Perry zwinkerte ihr zu.
»Gut, dann alle mal raus hier«, ordnete Alicia an. »Lust auf Pizza, Leute?«
»Perry, das solltest du wirklich in deinem Notizbuch festhalten.«
Die Pizza war das reinste Wunder. Der Teig war weich und elastisch, und der Käse zog sich in dünnen Fäden vom Mund weg. So, wie es sein musste. In eine Pizza hineinzubeißen sollte ein geräuschloser Vorgang sein. Es gab nichts Schlimmeres als eine krachend knusprige Pizza, bei der der Käse in einem Stück herunterglitt.
Und die Tomatensoße – die Soße war ein Gedicht.

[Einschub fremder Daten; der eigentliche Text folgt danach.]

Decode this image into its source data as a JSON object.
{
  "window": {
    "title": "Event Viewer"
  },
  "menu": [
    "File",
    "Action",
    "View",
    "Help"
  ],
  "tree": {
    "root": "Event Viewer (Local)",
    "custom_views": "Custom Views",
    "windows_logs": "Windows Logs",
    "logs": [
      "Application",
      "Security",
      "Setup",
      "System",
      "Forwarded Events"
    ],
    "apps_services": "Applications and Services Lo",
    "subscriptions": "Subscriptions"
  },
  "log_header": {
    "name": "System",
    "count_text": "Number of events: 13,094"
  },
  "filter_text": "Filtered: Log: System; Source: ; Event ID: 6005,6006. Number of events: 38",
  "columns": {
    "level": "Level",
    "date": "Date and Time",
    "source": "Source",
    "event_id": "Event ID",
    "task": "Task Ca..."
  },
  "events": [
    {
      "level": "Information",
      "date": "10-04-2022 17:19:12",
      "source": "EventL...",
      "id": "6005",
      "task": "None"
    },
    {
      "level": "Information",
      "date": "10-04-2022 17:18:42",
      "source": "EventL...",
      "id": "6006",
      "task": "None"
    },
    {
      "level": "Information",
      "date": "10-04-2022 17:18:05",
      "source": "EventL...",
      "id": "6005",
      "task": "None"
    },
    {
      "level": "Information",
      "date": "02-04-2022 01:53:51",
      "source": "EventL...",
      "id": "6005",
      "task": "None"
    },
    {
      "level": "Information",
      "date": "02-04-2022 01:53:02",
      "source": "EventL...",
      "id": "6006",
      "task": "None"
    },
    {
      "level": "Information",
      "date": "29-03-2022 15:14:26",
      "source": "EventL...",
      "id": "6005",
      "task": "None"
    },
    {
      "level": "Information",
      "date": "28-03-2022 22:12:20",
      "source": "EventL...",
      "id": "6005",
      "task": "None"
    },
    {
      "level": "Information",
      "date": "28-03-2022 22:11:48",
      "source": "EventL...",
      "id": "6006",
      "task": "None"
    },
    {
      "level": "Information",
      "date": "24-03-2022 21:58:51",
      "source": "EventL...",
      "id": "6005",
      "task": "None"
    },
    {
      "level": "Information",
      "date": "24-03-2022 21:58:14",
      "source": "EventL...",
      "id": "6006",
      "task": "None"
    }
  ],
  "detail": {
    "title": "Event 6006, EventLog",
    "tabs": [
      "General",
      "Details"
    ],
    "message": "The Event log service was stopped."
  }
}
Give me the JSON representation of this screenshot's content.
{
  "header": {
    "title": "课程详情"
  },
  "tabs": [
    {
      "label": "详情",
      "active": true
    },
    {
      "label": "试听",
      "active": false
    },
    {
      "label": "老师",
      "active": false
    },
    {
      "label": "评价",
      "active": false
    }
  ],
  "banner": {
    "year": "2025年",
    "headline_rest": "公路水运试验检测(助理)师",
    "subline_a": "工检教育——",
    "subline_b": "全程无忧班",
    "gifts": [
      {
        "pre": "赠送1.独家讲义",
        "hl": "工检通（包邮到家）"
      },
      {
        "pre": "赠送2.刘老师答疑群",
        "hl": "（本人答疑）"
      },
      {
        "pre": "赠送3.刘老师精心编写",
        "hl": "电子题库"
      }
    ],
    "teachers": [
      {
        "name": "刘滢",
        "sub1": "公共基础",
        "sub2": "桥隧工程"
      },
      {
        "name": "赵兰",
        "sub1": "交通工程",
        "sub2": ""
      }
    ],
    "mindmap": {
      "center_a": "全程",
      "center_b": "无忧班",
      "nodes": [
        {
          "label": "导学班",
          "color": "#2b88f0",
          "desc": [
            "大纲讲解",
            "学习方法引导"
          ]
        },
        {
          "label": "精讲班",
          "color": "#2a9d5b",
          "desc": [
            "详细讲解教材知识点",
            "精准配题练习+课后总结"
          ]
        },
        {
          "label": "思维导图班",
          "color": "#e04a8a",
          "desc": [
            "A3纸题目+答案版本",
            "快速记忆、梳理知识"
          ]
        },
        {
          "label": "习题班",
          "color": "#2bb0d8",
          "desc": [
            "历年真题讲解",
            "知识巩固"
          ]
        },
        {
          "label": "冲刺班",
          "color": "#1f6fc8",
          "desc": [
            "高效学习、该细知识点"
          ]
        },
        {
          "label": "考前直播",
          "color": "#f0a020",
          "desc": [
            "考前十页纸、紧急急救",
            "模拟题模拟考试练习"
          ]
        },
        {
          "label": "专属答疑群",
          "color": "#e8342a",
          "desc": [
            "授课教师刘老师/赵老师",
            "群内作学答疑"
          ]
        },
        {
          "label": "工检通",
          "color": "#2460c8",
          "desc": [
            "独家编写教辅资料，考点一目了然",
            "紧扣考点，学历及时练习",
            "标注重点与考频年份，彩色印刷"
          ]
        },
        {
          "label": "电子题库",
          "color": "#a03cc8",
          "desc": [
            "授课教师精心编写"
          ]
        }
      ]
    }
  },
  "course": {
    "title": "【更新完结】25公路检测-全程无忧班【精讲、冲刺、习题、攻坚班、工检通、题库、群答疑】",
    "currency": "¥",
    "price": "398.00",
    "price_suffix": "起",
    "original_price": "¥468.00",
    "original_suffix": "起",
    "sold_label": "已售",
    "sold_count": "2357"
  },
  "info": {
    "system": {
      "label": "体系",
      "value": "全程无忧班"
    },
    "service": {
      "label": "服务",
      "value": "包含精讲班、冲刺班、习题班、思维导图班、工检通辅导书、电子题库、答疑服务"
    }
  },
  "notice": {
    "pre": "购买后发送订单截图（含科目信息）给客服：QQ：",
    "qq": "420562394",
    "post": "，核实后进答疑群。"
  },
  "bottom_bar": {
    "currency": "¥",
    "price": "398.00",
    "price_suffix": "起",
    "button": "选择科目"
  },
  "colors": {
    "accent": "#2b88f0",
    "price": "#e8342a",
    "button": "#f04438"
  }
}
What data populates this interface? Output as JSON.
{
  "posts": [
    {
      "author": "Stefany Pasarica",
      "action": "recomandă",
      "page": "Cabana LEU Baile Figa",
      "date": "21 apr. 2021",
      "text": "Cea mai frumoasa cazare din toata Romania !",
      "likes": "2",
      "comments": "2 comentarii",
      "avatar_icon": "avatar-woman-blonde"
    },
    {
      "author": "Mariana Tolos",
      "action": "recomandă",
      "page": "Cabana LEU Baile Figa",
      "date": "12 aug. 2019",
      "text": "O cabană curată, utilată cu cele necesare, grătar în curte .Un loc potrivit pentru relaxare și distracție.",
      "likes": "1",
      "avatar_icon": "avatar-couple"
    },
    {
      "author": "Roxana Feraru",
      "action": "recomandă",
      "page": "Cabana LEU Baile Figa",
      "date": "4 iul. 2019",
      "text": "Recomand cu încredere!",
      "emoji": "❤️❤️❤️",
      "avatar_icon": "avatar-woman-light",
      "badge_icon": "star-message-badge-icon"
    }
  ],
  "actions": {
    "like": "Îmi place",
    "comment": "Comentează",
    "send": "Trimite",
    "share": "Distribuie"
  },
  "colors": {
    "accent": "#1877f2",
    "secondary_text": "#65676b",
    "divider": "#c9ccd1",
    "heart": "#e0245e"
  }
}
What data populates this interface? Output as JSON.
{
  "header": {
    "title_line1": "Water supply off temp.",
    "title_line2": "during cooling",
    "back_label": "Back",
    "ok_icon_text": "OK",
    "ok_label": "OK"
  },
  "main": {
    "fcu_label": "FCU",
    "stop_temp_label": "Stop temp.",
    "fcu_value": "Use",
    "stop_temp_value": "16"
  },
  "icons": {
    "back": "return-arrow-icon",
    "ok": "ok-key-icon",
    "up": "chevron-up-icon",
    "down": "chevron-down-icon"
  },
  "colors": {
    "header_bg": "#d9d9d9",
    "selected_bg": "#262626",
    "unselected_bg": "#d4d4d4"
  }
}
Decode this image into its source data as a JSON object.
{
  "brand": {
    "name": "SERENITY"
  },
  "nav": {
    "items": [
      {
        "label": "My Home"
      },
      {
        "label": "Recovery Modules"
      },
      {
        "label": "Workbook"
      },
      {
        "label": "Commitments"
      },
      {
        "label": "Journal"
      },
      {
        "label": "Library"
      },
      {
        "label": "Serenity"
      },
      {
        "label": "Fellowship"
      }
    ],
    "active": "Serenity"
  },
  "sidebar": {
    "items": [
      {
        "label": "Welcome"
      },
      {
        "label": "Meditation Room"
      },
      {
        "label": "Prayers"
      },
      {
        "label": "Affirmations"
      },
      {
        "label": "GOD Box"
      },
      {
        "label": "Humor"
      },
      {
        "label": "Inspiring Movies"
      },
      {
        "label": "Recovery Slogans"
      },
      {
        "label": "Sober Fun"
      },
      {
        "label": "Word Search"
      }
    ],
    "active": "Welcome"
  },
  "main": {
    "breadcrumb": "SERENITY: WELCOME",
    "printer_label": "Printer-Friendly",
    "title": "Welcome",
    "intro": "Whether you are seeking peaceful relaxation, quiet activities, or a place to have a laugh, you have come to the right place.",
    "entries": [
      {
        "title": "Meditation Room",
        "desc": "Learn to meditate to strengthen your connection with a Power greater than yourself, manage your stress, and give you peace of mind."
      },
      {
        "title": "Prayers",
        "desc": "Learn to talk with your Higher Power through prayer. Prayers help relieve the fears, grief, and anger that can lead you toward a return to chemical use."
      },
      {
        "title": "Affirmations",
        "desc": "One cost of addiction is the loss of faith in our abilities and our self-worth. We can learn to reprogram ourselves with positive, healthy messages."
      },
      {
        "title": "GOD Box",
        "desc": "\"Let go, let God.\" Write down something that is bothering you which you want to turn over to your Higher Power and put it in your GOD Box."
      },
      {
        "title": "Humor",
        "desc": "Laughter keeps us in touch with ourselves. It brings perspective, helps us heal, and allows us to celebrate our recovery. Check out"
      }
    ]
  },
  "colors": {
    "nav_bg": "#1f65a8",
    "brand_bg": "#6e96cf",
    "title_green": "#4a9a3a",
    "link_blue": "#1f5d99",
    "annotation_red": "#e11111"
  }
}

Nicht zu süß oder zu salzig oder zu scharf, sondern genau richtig, und sie verband den Blasen werfenden Käse perfekt mit dem glatten Teig darunter. Alicia ging herum und servierte ihren Gästen ein Blech nach dem anderen.
Es waren alle da, die sie kannten. Die Hulafreundinnen ihrer Mutter, Perrys Mädchenbande, Cams Katalogmodelle, die glücklicherweise ihre patriotischen Alter Egos abgeworfen hatten und wieder ihren gewohnten, gewollt lässigen Stil trugen. Sogar Elaine war gekommen, zusammen mit Smitty, dem Koch vom Hummerlokal. Es war eine herrlich spontane Zusammenkunft, wie es sie früher öfter bei Cam zuhause gegeben hatte, bevor sich alles veränderte.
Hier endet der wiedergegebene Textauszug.